In July 2008, Bestock returned to her undergraduate alma mater, Brown University, as Assistant Professor of Archaeology and the Ancient World and Egyptology and Ancient Western Asia (later renamed Egyptology and Assyriology) in July 2008. She was appointed to the position of Vartan Gregorian Assistant Professor of Archaeology and the Ancient World & Egyptology and Assyriology in 2013, until she was granted tenure and the title of Associate Professor of Archaeology and the Ancient World & Egyptology and Assyriology in 2016. Brown University's Corporation voted to award her a named chair position at its May 2025 meetings, when her title became Joukowsky Family Associate Professor of Archaeology and the Ancient World and Egyptology and Assyriology.

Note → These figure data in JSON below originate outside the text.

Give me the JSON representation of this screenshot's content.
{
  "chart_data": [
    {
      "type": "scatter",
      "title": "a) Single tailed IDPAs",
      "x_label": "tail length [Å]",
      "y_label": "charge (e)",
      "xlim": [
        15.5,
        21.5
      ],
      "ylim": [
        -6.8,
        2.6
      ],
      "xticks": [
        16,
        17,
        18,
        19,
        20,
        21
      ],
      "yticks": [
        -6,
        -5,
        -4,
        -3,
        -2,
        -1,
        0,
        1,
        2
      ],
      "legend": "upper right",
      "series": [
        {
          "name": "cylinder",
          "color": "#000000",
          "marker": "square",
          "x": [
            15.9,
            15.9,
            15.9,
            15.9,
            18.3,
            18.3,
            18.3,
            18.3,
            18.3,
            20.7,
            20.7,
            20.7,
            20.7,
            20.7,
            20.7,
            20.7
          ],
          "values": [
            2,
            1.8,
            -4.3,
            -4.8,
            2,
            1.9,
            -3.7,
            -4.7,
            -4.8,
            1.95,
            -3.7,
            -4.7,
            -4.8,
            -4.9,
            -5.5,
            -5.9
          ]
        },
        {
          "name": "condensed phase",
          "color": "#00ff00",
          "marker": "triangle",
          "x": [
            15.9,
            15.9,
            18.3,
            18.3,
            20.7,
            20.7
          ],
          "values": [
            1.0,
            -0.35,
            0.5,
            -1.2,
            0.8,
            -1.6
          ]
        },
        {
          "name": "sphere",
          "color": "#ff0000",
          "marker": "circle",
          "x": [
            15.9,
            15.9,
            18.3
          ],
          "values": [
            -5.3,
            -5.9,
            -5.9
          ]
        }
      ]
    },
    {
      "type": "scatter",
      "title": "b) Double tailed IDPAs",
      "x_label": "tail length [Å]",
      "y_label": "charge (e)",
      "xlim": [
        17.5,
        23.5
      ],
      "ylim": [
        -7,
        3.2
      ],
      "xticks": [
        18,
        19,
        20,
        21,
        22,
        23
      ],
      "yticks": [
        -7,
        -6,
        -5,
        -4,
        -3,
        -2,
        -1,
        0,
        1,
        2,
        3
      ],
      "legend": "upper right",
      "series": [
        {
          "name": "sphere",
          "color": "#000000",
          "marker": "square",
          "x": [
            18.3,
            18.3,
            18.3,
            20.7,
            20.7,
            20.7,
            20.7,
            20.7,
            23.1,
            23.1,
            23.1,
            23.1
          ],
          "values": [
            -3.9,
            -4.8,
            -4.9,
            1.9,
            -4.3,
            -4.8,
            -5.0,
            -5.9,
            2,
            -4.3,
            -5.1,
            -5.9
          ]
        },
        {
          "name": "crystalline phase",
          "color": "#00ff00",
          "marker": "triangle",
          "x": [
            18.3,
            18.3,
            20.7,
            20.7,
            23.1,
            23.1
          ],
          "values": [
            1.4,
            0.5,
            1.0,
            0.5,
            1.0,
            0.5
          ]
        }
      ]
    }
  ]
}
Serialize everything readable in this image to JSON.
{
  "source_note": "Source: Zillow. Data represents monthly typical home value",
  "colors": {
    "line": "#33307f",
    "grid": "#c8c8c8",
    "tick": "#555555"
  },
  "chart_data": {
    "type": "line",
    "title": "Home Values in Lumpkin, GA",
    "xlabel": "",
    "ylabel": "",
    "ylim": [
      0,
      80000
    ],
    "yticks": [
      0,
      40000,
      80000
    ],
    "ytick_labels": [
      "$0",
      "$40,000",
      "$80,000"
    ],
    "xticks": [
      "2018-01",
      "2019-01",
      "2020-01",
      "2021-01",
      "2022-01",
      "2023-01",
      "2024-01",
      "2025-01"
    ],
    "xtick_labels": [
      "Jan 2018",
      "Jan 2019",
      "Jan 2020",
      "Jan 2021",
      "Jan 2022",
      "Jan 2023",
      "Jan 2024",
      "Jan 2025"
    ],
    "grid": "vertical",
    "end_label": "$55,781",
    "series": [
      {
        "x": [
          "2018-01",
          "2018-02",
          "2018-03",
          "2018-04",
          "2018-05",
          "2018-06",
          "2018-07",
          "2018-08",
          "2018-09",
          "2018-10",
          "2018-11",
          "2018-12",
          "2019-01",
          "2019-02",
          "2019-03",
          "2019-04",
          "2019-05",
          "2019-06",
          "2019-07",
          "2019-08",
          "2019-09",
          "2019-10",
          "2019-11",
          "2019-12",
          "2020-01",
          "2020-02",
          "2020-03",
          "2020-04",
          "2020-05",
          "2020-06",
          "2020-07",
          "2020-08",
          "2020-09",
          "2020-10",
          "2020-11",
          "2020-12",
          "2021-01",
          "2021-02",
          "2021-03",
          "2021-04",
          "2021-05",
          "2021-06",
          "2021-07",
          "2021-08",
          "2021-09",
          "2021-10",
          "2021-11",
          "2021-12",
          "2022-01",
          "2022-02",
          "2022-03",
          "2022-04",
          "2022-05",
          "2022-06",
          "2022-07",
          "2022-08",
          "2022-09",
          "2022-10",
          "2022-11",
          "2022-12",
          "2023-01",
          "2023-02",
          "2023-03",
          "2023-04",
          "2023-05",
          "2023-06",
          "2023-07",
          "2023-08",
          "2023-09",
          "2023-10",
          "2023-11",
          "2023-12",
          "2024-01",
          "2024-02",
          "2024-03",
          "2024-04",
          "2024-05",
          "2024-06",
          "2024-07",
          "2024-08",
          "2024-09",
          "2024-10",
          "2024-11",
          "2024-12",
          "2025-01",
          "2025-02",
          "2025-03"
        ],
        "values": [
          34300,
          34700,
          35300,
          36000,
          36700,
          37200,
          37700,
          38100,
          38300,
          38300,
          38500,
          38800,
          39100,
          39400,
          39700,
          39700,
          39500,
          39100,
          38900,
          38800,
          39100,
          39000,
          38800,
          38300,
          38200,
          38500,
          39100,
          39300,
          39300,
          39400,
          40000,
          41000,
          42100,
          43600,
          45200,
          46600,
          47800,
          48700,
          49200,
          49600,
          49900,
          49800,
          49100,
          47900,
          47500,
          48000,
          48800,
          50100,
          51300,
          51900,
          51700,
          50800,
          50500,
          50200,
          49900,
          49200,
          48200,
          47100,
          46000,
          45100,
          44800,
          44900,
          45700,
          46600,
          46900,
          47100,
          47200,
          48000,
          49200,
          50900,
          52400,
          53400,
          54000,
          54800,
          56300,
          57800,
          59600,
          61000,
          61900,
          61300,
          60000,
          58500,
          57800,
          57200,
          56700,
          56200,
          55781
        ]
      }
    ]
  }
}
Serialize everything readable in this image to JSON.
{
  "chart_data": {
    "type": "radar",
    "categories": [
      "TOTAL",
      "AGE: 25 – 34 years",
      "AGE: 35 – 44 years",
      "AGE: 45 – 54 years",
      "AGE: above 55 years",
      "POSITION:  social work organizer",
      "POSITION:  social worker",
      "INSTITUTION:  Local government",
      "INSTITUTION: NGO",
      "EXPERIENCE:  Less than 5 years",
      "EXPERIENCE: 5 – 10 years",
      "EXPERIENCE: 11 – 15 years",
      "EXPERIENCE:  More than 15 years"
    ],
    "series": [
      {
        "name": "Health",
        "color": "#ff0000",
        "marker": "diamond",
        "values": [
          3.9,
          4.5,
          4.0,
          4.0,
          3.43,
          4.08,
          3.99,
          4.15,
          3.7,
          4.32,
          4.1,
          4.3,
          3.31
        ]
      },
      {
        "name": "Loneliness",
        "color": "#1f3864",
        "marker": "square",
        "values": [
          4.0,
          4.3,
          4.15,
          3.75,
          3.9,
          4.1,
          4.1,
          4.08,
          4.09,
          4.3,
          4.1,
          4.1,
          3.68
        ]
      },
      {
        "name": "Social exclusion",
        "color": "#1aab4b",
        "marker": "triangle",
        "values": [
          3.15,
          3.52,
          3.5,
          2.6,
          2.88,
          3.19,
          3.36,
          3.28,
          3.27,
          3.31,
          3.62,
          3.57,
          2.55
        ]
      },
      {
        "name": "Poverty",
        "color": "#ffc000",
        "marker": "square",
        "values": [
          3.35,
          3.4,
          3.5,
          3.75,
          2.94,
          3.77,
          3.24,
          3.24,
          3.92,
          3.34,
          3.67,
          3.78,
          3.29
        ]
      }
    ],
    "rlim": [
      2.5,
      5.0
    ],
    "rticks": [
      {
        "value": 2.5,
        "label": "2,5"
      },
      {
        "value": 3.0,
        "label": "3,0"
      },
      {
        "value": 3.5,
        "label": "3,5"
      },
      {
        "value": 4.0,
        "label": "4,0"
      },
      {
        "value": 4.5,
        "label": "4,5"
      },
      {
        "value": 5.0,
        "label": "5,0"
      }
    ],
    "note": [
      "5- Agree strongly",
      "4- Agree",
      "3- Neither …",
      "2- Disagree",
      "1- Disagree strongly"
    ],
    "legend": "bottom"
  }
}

=== Archaeological research ===
Bestock is the co-director, with Christian Knoblauch (Swansea University), of the Uronarti Regional Archaeology Project (URAP), an excavation at Uronarti, Sudan. Beginning in 2012, the project is excavating and anyalyzing a 12th Dynasty fortress and surrounding buildings on the island of Uronarti, in Lower Nubia—updating and expanding on archaeological research undertaken in the 1920s and 1930s.

She is also co-director of Kiosk Archaeological Recording Platform, a system of recording archaeological data that was developed at Brown University and has been used by multiple Brown and non-Brown field projects, including sites in Italy, Peru, Egypt, Cyprus, and Providence, RI, and Wellesely, MA, in the United States.

In 2025, New York University's Institute of Fine Arts appointed Bestock the Executive Director of the University's Excavations at Abydos, in Egypt.

=== Media appearances ===
Bestock has made multiple appearances in high-profile media outlets, most notably on Episode 8 ("Egypt's Lost Wonders") of National Geographic TV's Drain the Oceans series and as a featured guest in Daily Motion's Wired video series, in which experts answer common questions about their field of research.

== Selected publications ==

- Bestock, Laurel. (2017). Violence and Power in Ancient Egypt: Images and Ideology before the New Kingdom (Abingdon and New York: Routledge). ISBN 978-1138685055
- Bestock, Laurel. (2009). The Development of Royal Funerary Cult at Abydos: Two New Funerary Enclosures from the Reign of King Aha. ISBN 978-3447058384.